Video Huge golden statue of Trump with a wand draws crowds at CPAC before his Sunday speech

Credit: twitter/WilliamTurton

 

 

On Thursday evening, a massive effigy of former president Donald Trump was rolled into the Conservative Political Action Conference (CPAC). The gold statue is wearing a white shirt, tie, suit jacket and a pair of shorts with Stars and Stripes. It appears to be holding a magic wand.

 

In a video Trump supporters have been taking selfies with the effigy as they watch it roll through the building before he is scheduled to make an appearance on Sunday and address the CPAC. This will be his first appearance after he left the White House.

 

Ian Walters, spokesman for the American Conservative Union, said that Trump will be a speaker at the group’s annual CPAC in Orlando, in Florida on Sunday.

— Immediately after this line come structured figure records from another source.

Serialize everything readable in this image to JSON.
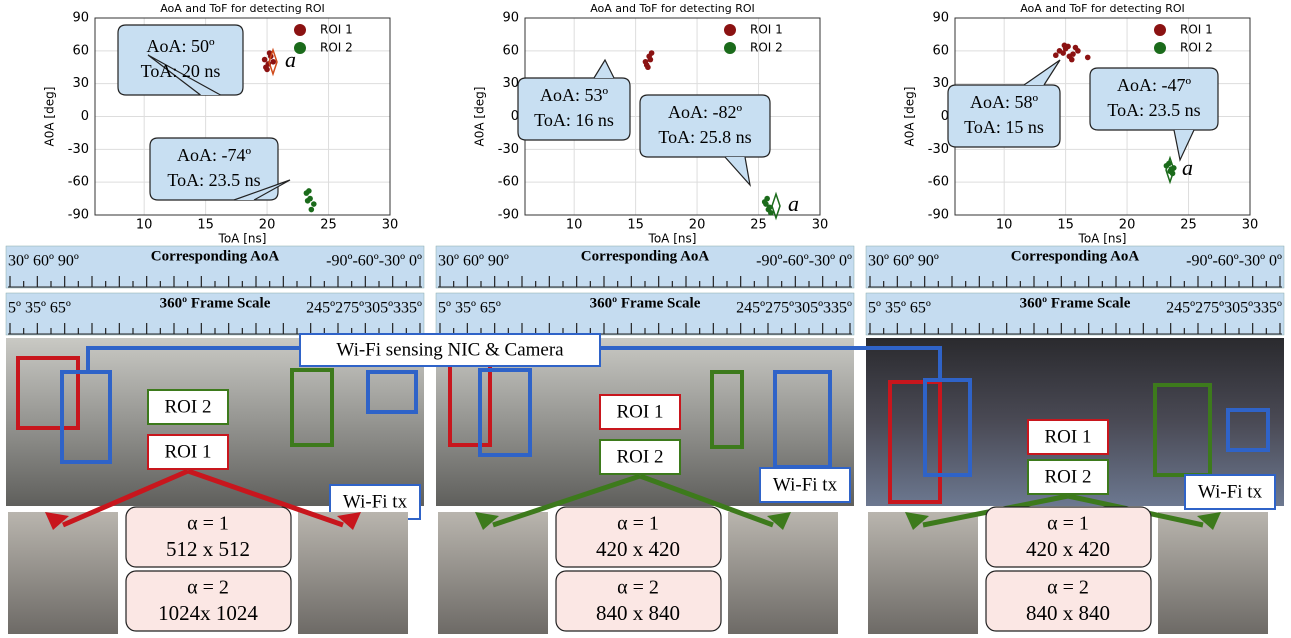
{
  "chart_data": [
    {
      "type": "scatter",
      "title": "AoA and ToF for detecting ROI",
      "x_label": "ToA [ns]",
      "y_label": "A0A [deg]",
      "xlim": [
        6,
        30
      ],
      "xticks": [
        10,
        15,
        20,
        25,
        30
      ],
      "ylim": [
        -90,
        90
      ],
      "yticks": [
        -90,
        -60,
        -30,
        0,
        30,
        60,
        90
      ],
      "legend": "upper right",
      "series": [
        {
          "name": "ROI 1",
          "color": "#8b1212",
          "x": [
            19.8,
            20.1,
            20.3,
            19.9,
            20.5,
            20.2,
            20.0
          ],
          "values": [
            52,
            48,
            55,
            45,
            50,
            58,
            43
          ]
        },
        {
          "name": "ROI 2",
          "color": "#1b6b1b",
          "x": [
            23.2,
            23.5,
            23.8,
            23.4,
            23.6,
            23.3
          ],
          "values": [
            -70,
            -75,
            -80,
            -68,
            -85,
            -77
          ]
        }
      ],
      "annotations": [
        "AoA: 50º",
        "ToA: 20 ns",
        "AoA: -74º",
        "ToA: 23.5 ns",
        "a"
      ]
    },
    {
      "type": "scatter",
      "title": "AoA and ToF for detecting ROI",
      "x_label": "ToA [ns]",
      "y_label": "A0A [deg]",
      "xlim": [
        6,
        30
      ],
      "xticks": [
        10,
        15,
        20,
        25,
        30
      ],
      "ylim": [
        -90,
        90
      ],
      "yticks": [
        -90,
        -60,
        -30,
        0,
        30,
        60,
        90
      ],
      "legend": "upper right",
      "series": [
        {
          "name": "ROI 1",
          "color": "#8b1212",
          "x": [
            15.8,
            16.1,
            16.3,
            15.9,
            16.2,
            16.0
          ],
          "values": [
            50,
            55,
            58,
            47,
            52,
            45
          ]
        },
        {
          "name": "ROI 2",
          "color": "#1b6b1b",
          "x": [
            25.5,
            25.8,
            26.0,
            25.6,
            25.9,
            25.7
          ],
          "values": [
            -78,
            -85,
            -88,
            -80,
            -83,
            -75
          ]
        }
      ],
      "annotations": [
        "AoA: 53º",
        "ToA: 16 ns",
        "AoA: -82º",
        "ToA: 25.8 ns",
        "a"
      ]
    },
    {
      "type": "scatter",
      "title": "AoA and ToF for detecting ROI",
      "x_label": "ToA [ns]",
      "y_label": "A0A [deg]",
      "xlim": [
        6,
        30
      ],
      "xticks": [
        10,
        15,
        20,
        25,
        30
      ],
      "ylim": [
        -90,
        90
      ],
      "yticks": [
        -90,
        -60,
        -30,
        0,
        30,
        60,
        90
      ],
      "legend": "upper right",
      "series": [
        {
          "name": "ROI 1",
          "color": "#8b1212",
          "x": [
            14.5,
            15.0,
            15.3,
            14.8,
            15.6,
            16.0,
            14.2,
            15.2,
            16.8,
            15.5,
            14.9,
            15.8
          ],
          "values": [
            60,
            62,
            55,
            58,
            57,
            60,
            56,
            64,
            54,
            52,
            65,
            63
          ]
        },
        {
          "name": "ROI 2",
          "color": "#1b6b1b",
          "x": [
            23.2,
            23.5,
            23.8,
            23.4,
            23.7,
            23.6
          ],
          "values": [
            -45,
            -50,
            -47,
            -43,
            -52,
            -48
          ]
        }
      ],
      "annotations": [
        "AoA: 58º",
        "ToA: 15 ns",
        "AoA: -47º",
        "ToA: 23.5 ns",
        "a"
      ]
    }
  ],
  "shared_label": "Wi-Fi sensing NIC & Camera",
  "panels": [
    {
      "aoa_scale": {
        "title": "Corresponding AoA",
        "left": "30º 60º 90º",
        "right": "-90º-60º-30º 0º"
      },
      "frame_scale": {
        "title": "360º Frame Scale",
        "left": "5º 35º 65º",
        "right": "245º275º305º335º"
      },
      "labels": [
        "ROI 2",
        "ROI 1",
        "Wi-Fi tx"
      ],
      "resolutions": [
        {
          "alpha": "α = 1",
          "size": "512 x 512"
        },
        {
          "alpha": "α = 2",
          "size": "1024x 1024"
        }
      ]
    },
    {
      "aoa_scale": {
        "title": "Corresponding AoA",
        "left": "30º 60º 90º",
        "right": "-90º-60º-30º 0º"
      },
      "frame_scale": {
        "title": "360º Frame Scale",
        "left": "5º 35º 65º",
        "right": "245º275º305º335º"
      },
      "labels": [
        "ROI 1",
        "ROI 2",
        "Wi-Fi tx"
      ],
      "resolutions": [
        {
          "alpha": "α = 1",
          "size": "420 x 420"
        },
        {
          "alpha": "α = 2",
          "size": "840 x 840"
        }
      ]
    },
    {
      "aoa_scale": {
        "title": "Corresponding AoA",
        "left": "30º 60º 90º",
        "right": "-90º-60º-30º 0º"
      },
      "frame_scale": {
        "title": "360º Frame Scale",
        "left": "5º 35º 65º",
        "right": "245º275º305º335º"
      },
      "labels": [
        "ROI 1",
        "ROI 2",
        "Wi-Fi tx"
      ],
      "resolutions": [
        {
          "alpha": "α = 1",
          "size": "420 x 420"
        },
        {
          "alpha": "α = 2",
          "size": "840 x 840"
        }
      ]
    }
  ]
}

On conditions of anonymity, a person close to the former president said that he is expected to talk about the future of the Republican Party. Deep fissures have appeared within the party after the January

6 insurrections on the Capitol, which is said to have been incited by Trump’s rhetoric. Mike Pence declined an invitation to address the CPAC. Trump is also expected to address President Biden’s efforts to overturn his immigration policies.

 

Many other pro-Trump administrators and officials who support him are also expected to speak. Some of them include former Secretary of State Mike Pompeo, Florida Governor Ron DeSantis as well as South Dakota Governor Kristi Noem.

 

 

 

Although Trump has been relatively quiet from when he left the White House, last week he was on a few phone-in interviews from his home in Palm Beach, Florida. He is also facing numerous criminal and personal lawsuits after he left the White House. Trump commented on the death of Rush Limbaugh and told Fox that Rush had felt that they had won the election and he was “quite angry about it.”

 

He called the elections “disgraceful” and continued to perpetuate his false claims that there was election fraud. Trump also said that he still believed that his “administration” won the election.